Anyway, the NCAA thought that the "shootout" rule in soccer could be applied to college football as well.

Then, one day, the NCAA sent someone to watch a game played with a little disc designed by Ed Whamo, where teams threw the disk at each other and tried to hit the other team and the other team tried to catch the disc. It was originally thought to be a stupid game, so it was called "Nuts", but then they started noticing where people were getting hit and they changed the name to "Guts", and that served as the inspiration for the college football tie-breaker.

The method chosen was for a given player at the 10 yard line to throw the football directly at an opposing team's player stationed near the goal line. If the opposing player caught the ball his team scored a point, but if it touched him without him catching it or he dropped it, the other team scored a point. Misses were worth 0 points. Each team got to match up 5 players with 5 opponents and the team with the most points at the end would be the winner. If it was still tied the one-on-ones went on and on until there was a break in the tie.

Well, both teams had trained long and hard for this tie-breaker and could whip the ball with amazing accuracy from 10 yards. And both teams managed to score on every throw as neither team had a player who could catch the ball. The injuries mounted, the rounds went on, and every throw was a hit but none of the throws was caught. The favored throw was one right at the groin, which players usually couldn't dodge due to their center of gravity and would usually inflict tremendous damage.
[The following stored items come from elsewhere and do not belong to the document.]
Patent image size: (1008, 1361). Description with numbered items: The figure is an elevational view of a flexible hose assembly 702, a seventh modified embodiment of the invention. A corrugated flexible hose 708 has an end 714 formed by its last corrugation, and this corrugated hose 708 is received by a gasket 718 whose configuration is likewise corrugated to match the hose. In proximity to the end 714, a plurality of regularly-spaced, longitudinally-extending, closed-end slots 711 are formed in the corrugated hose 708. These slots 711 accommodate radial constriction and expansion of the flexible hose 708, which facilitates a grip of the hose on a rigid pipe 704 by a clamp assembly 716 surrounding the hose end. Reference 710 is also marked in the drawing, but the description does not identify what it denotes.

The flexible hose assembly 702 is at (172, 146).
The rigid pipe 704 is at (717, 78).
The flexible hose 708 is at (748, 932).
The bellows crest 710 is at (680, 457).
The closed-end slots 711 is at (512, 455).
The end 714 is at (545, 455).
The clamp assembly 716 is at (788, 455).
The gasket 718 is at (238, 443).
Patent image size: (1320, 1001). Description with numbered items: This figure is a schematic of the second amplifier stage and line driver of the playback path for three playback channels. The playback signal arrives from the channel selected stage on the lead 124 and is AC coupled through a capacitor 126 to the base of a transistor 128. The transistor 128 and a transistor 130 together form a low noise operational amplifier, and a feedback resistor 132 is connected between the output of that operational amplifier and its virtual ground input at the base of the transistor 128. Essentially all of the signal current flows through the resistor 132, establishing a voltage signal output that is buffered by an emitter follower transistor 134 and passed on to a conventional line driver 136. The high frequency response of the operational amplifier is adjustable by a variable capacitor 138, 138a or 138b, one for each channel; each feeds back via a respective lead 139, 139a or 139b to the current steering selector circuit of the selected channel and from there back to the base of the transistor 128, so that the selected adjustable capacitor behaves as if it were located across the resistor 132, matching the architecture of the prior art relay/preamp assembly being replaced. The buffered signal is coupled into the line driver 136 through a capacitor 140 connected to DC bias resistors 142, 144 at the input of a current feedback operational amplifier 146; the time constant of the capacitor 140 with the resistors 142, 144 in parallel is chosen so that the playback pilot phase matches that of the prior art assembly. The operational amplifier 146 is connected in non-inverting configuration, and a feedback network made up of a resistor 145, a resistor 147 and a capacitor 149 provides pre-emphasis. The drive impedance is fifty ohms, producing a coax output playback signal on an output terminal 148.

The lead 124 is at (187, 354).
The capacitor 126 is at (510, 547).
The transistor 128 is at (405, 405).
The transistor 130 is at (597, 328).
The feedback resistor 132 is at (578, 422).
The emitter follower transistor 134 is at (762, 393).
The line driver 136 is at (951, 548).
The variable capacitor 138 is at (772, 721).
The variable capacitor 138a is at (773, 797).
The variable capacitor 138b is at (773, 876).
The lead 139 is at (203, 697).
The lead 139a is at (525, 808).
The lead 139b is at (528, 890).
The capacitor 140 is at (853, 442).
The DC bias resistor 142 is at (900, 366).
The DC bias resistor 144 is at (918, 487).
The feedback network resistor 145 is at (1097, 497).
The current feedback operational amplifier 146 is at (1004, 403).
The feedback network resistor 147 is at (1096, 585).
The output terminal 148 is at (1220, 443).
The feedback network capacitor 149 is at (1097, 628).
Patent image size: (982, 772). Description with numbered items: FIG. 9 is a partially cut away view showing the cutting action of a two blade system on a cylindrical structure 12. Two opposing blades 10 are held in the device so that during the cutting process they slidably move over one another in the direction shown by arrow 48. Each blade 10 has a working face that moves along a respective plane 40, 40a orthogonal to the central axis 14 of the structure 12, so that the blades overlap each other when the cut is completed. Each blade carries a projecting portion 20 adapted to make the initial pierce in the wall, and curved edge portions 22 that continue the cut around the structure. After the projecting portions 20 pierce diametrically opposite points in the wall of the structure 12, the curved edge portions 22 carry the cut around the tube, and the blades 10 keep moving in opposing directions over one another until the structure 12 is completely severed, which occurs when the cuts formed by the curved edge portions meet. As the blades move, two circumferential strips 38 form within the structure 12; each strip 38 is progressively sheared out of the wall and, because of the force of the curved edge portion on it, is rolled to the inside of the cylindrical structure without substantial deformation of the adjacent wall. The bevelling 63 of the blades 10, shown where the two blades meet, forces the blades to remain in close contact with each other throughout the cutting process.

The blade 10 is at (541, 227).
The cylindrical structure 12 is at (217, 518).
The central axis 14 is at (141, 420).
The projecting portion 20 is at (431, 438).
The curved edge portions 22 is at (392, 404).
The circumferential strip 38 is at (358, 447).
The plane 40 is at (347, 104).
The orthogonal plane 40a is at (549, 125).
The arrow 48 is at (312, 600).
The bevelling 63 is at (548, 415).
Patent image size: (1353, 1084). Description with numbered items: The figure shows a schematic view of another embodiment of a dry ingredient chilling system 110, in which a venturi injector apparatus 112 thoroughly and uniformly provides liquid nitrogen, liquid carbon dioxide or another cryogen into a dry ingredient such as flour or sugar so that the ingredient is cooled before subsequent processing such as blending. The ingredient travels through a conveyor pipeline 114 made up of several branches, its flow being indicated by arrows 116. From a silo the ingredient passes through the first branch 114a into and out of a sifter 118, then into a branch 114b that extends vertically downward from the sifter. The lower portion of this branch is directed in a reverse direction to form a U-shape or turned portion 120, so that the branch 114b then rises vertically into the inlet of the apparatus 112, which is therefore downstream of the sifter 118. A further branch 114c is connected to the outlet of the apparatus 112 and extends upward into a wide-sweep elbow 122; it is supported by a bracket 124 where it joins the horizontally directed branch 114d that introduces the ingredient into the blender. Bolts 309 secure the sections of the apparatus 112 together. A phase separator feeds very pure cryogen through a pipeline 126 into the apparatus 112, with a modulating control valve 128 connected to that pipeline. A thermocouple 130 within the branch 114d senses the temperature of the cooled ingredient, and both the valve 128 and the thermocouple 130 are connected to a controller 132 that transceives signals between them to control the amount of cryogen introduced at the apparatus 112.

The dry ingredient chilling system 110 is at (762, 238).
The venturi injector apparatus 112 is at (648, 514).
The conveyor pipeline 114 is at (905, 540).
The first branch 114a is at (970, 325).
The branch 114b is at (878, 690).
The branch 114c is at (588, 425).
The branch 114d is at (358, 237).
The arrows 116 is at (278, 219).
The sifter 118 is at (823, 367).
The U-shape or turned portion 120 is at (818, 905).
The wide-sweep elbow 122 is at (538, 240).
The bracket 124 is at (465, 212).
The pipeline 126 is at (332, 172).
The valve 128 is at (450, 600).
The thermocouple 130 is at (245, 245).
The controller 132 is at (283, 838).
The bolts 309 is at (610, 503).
After 40 rounds both teams ran out of players due to all the injuries (most of them were lying on the ground moaning by then, just like in "The Longest Yard") and the game was declared to be over, in a tie. Both Virginia and Maryland had to forfeit the next two weeks due to all the groin injuries (one errand throw caught a player right in the sternum and he was out too). And by then the NCAA thought better of using tie-breakers and went back to allowing games to end in ties.

I like it a lot better these days that we settle things on the field, even in spite of these goofy sudden death rules. Though it might have been fun to see two teams decide the winner by throwing footballs from 10 yards at one another's groin, except it might remind me a little too much of some of those all-guy movies Mom has me pick up for her at the video store.